When it comes to environmental health, yards and gardens are generally talked about negatively. With invasive species accounting partially for the decline in 42% of US endangered species, it makes sense. Invasive plants, like water hyacinths and cordgrasses, often spread from gardens, and there are other environmental concerns as well. For one, most yards use non-native grasses which not only choke out local plant life but also contribute to erosion and water waste. There are, however, ways to landscape and garden that are much more eco-friendly.
Start Thinking in Environmental Terms
Gardening with the environment in mind can get you thinking about eco-friendly living more generally. For instance, you might start growing food in your garden which is a great way to eat more sustainably. After all, it takes far less energy to go out to a plot in your yard than to have your tomatoes trucked in. Good starter vegetables include peppers, tomatoes, and beans. As you move towards sustainable food production, you'll find that this and other eco-friendly practices such as composting all work together to reduce waste and keep your garden healthy and beautiful. Once you start thinking sustainably you'll be surprised at how many opportunities for greener living your garden has to offer.
Combat Erosion With Deep Root Plants
With the right planning, your yard and garden can support the local environment. In particular, you want to find plants that are native to Northern California, and think about how your landscaping will affect water retention and water flow. Water is one of the most valuable environmental resources and better water retention starts with home gardens.
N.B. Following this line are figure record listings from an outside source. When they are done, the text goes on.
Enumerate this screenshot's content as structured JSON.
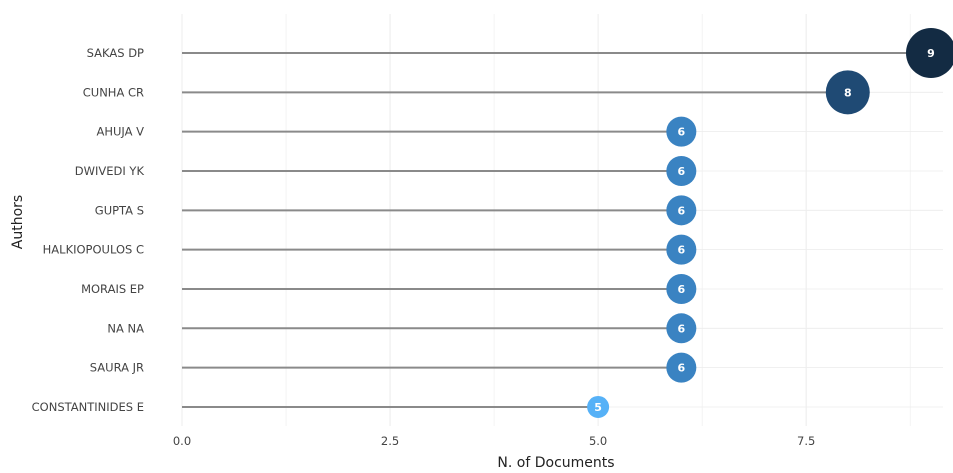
{
  "chart_data": {
    "type": "lollipop",
    "xlabel": "N. of Documents",
    "ylabel": "Authors",
    "xlim": [
      0,
      9
    ],
    "xticks": [
      0.0,
      2.5,
      5.0,
      7.5
    ],
    "xtick_labels": [
      "0.0",
      "2.5",
      "5.0",
      "7.5"
    ],
    "grid": true,
    "categories": [
      "SAKAS DP",
      "CUNHA CR",
      "AHUJA V",
      "DWIVEDI YK",
      "GUPTA S",
      "HALKIOPOULOS C",
      "MORAIS EP",
      "NA NA",
      "SAURA JR",
      "CONSTANTINIDES E"
    ],
    "values": [
      9,
      8,
      6,
      6,
      6,
      6,
      6,
      6,
      6,
      5
    ],
    "value_labels": [
      "9",
      "8",
      "6",
      "6",
      "6",
      "6",
      "6",
      "6",
      "6",
      "5"
    ],
    "colors": {
      "9": "#132b43",
      "8": "#1f4a74",
      "6": "#3a83c2",
      "5": "#56b1f7",
      "stem": "#8a8a8a",
      "grid": "#ececec"
    }
  }
}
Adding plants and trees with deep root systems, such as the California wild lilac, is one way to promote water retention. You can also think about using a greywater system for gardening — reusing wastewater from sinks, bathtubs, and the like to keep your garden watered.
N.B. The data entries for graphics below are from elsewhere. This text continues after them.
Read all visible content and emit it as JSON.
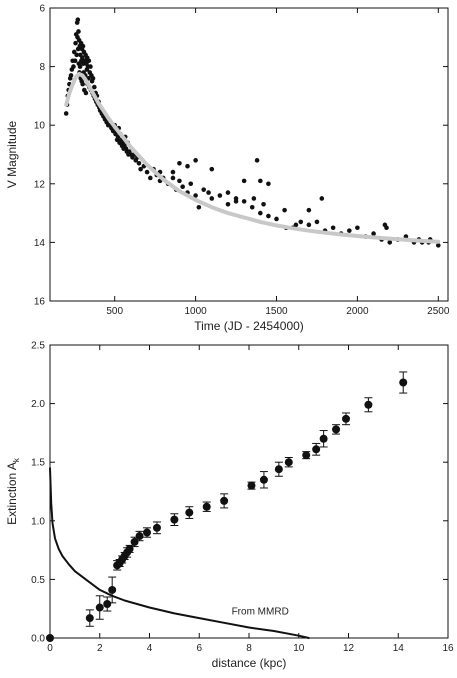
{
  "chart_data": [
    {
      "type": "scatter",
      "xlabel": "Time (JD - 2454000)",
      "ylabel": "V Magnitude",
      "xlim": [
        100,
        2560
      ],
      "ylim": [
        16,
        6
      ],
      "y_inverted": true,
      "x_ticks": [
        500,
        1000,
        1500,
        2000,
        2500
      ],
      "y_ticks": [
        6,
        8,
        10,
        12,
        14,
        16
      ],
      "grid": false,
      "series": [
        {
          "kind": "points",
          "color": "#111111",
          "x": [
            200,
            205,
            210,
            215,
            220,
            225,
            230,
            235,
            240,
            245,
            250,
            255,
            258,
            262,
            265,
            268,
            270,
            272,
            274,
            276,
            278,
            280,
            282,
            284,
            286,
            288,
            290,
            292,
            294,
            296,
            298,
            300,
            302,
            304,
            306,
            308,
            310,
            312,
            315,
            318,
            320,
            322,
            325,
            328,
            330,
            332,
            335,
            338,
            340,
            343,
            346,
            350,
            353,
            356,
            360,
            363,
            366,
            370,
            374,
            378,
            382,
            386,
            390,
            395,
            400,
            405,
            410,
            420,
            430,
            440,
            450,
            460,
            470,
            480,
            490,
            500,
            505,
            510,
            515,
            520,
            525,
            530,
            535,
            540,
            545,
            550,
            555,
            560,
            565,
            570,
            575,
            580,
            585,
            590,
            600,
            610,
            620,
            630,
            640,
            650,
            660,
            680,
            700,
            720,
            740,
            760,
            780,
            800,
            830,
            860,
            880,
            900,
            920,
            950,
            970,
            1000,
            1020,
            1050,
            1080,
            1100,
            1150,
            1200,
            1250,
            1300,
            1350,
            1400,
            1420,
            1450,
            1500,
            1550,
            1600,
            1650,
            1700,
            1750,
            1800,
            1850,
            1900,
            1950,
            2000,
            2050,
            2100,
            2150,
            2200,
            2250,
            2300,
            2350,
            2400,
            2450,
            2500,
            1780,
            1300,
            1700,
            1200,
            1000,
            900,
            1100,
            1400,
            1450,
            1360,
            1250,
            2170,
            2180,
            2380,
            2440,
            1620,
            1560,
            780,
            950,
            860,
            1380
          ],
          "y": [
            9.6,
            9.3,
            9.0,
            8.8,
            8.6,
            8.4,
            8.3,
            8.1,
            7.8,
            8.0,
            7.5,
            7.8,
            7.2,
            6.9,
            7.6,
            6.5,
            7.0,
            6.4,
            7.4,
            6.8,
            7.9,
            7.1,
            8.2,
            7.3,
            8.0,
            7.6,
            8.4,
            7.2,
            7.8,
            8.5,
            7.4,
            7.7,
            8.6,
            7.3,
            7.9,
            8.2,
            7.5,
            8.8,
            7.8,
            8.3,
            7.6,
            8.9,
            7.9,
            8.1,
            7.7,
            8.6,
            8.0,
            8.4,
            7.8,
            8.7,
            8.2,
            8.0,
            8.8,
            8.3,
            8.5,
            8.9,
            8.4,
            9.0,
            8.7,
            9.1,
            8.9,
            9.2,
            9.0,
            9.3,
            9.2,
            9.4,
            9.5,
            9.6,
            9.7,
            9.8,
            9.9,
            10.0,
            10.0,
            10.1,
            10.2,
            10.0,
            10.3,
            10.2,
            10.5,
            10.4,
            10.1,
            10.6,
            10.3,
            10.5,
            10.7,
            10.6,
            10.8,
            10.7,
            10.4,
            10.8,
            10.9,
            10.6,
            11.0,
            10.9,
            11.0,
            11.1,
            11.0,
            11.2,
            11.1,
            11.3,
            11.5,
            11.4,
            11.6,
            11.8,
            11.5,
            11.7,
            11.9,
            11.8,
            12.0,
            11.6,
            12.2,
            11.9,
            12.1,
            12.3,
            12.0,
            12.4,
            12.8,
            12.2,
            12.3,
            12.5,
            12.4,
            12.7,
            12.5,
            12.6,
            12.8,
            13.0,
            12.7,
            13.1,
            13.2,
            12.9,
            13.5,
            13.3,
            13.4,
            13.3,
            13.6,
            13.5,
            13.7,
            13.6,
            13.5,
            13.8,
            13.7,
            13.9,
            14.0,
            13.9,
            13.8,
            14.0,
            14.0,
            13.9,
            14.1,
            12.5,
            11.9,
            12.9,
            12.3,
            11.2,
            11.3,
            11.5,
            11.9,
            12.0,
            12.5,
            12.6,
            13.4,
            13.5,
            13.9,
            14.0,
            13.4,
            13.5,
            11.6,
            11.4,
            11.8,
            11.2
          ]
        },
        {
          "kind": "line",
          "color": "#c8c8c8",
          "x": [
            200,
            220,
            240,
            260,
            280,
            300,
            320,
            340,
            360,
            380,
            400,
            430,
            460,
            500,
            550,
            600,
            650,
            700,
            800,
            900,
            1000,
            1100,
            1200,
            1300,
            1400,
            1500,
            1600,
            1700,
            1800,
            1900,
            2000,
            2100,
            2200,
            2300,
            2400,
            2500
          ],
          "y": [
            9.3,
            8.9,
            8.6,
            8.35,
            8.25,
            8.3,
            8.45,
            8.65,
            8.85,
            9.05,
            9.25,
            9.5,
            9.75,
            10.05,
            10.4,
            10.75,
            11.05,
            11.35,
            11.85,
            12.25,
            12.55,
            12.8,
            13.0,
            13.15,
            13.3,
            13.42,
            13.52,
            13.6,
            13.67,
            13.73,
            13.78,
            13.83,
            13.87,
            13.91,
            13.95,
            13.98
          ]
        }
      ]
    },
    {
      "type": "scatter",
      "xlabel": "distance (kpc)",
      "ylabel": "Extinction A",
      "ylabel_subscript": "k",
      "xlim": [
        0,
        16
      ],
      "ylim": [
        0,
        2.5
      ],
      "x_ticks": [
        0,
        2,
        4,
        6,
        8,
        10,
        12,
        14,
        16
      ],
      "y_ticks": [
        0.0,
        0.5,
        1.0,
        1.5,
        2.0,
        2.5
      ],
      "grid": false,
      "annotations": [
        {
          "text": "From MMRD",
          "x": 7.3,
          "y": 0.2
        }
      ],
      "series": [
        {
          "kind": "points_with_errorbars",
          "color": "#111111",
          "x": [
            0.0,
            1.6,
            2.0,
            2.3,
            2.5,
            2.7,
            2.8,
            2.9,
            3.0,
            3.1,
            3.2,
            3.4,
            3.6,
            3.9,
            4.3,
            5.0,
            5.6,
            6.3,
            7.0,
            8.1,
            8.6,
            9.2,
            9.6,
            10.3,
            10.7,
            11.0,
            11.5,
            11.9,
            12.8,
            14.2
          ],
          "y": [
            0.0,
            0.17,
            0.26,
            0.29,
            0.41,
            0.62,
            0.64,
            0.67,
            0.7,
            0.73,
            0.76,
            0.82,
            0.87,
            0.9,
            0.94,
            1.01,
            1.07,
            1.12,
            1.17,
            1.3,
            1.35,
            1.44,
            1.5,
            1.56,
            1.61,
            1.7,
            1.78,
            1.87,
            1.99,
            2.18
          ],
          "yerr": [
            0.0,
            0.07,
            0.1,
            0.06,
            0.11,
            0.04,
            0.03,
            0.03,
            0.03,
            0.04,
            0.03,
            0.04,
            0.04,
            0.04,
            0.05,
            0.05,
            0.05,
            0.04,
            0.06,
            0.03,
            0.07,
            0.06,
            0.04,
            0.03,
            0.05,
            0.07,
            0.04,
            0.05,
            0.06,
            0.09
          ]
        },
        {
          "kind": "line",
          "name": "From MMRD",
          "color": "#111111",
          "x": [
            0.0,
            0.05,
            0.1,
            0.2,
            0.35,
            0.5,
            0.75,
            1.0,
            1.5,
            2.0,
            2.5,
            3.0,
            4.0,
            5.0,
            6.0,
            7.0,
            8.0,
            9.0,
            9.5,
            10.0,
            10.4
          ],
          "y": [
            1.45,
            1.15,
            0.98,
            0.85,
            0.76,
            0.7,
            0.63,
            0.57,
            0.49,
            0.41,
            0.36,
            0.32,
            0.26,
            0.21,
            0.17,
            0.13,
            0.09,
            0.06,
            0.04,
            0.02,
            0.0
          ]
        }
      ]
    }
  ]
}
Garden to Boost Biodiversity
Gardens can also be a boon to important pollinators like bees and other at-risk species. Planting in clumps to make it easier for pollinators to reach more flowers, focusing on bee-friendly flower species like western redbuds and California poppies, and making sure water is available nearby are all good ways to make your garden a bee haven. Other important insect life will find shelter in a well-kept garden too, providing food for animals higher up the food chain and supporting local biodiversity.
If you're a project-oriented thinker, you might focus on turning your garden into a wildlife habitat. Starting with re-planting native species, you can follow a few simple rules to make your yard into a safer space for local animal populations. As you go, you'll learn more about the animals that come to live there, and it can be a great teaching experience for kids too, as they'll get to see animal lifecycles and how different species interact together.
A beautiful garden isn't a lost cause, environmentally speaking. Instead, you should view gardens as an opportunity to help the environment and practice sustainable thinking. Gardens can teach us a lot about the lives of plants and animals, as well as how plants work together in a healthy ecosystem. From food production to water retention to teaching opportunities, a garden is a great asset in the fight for environmental health.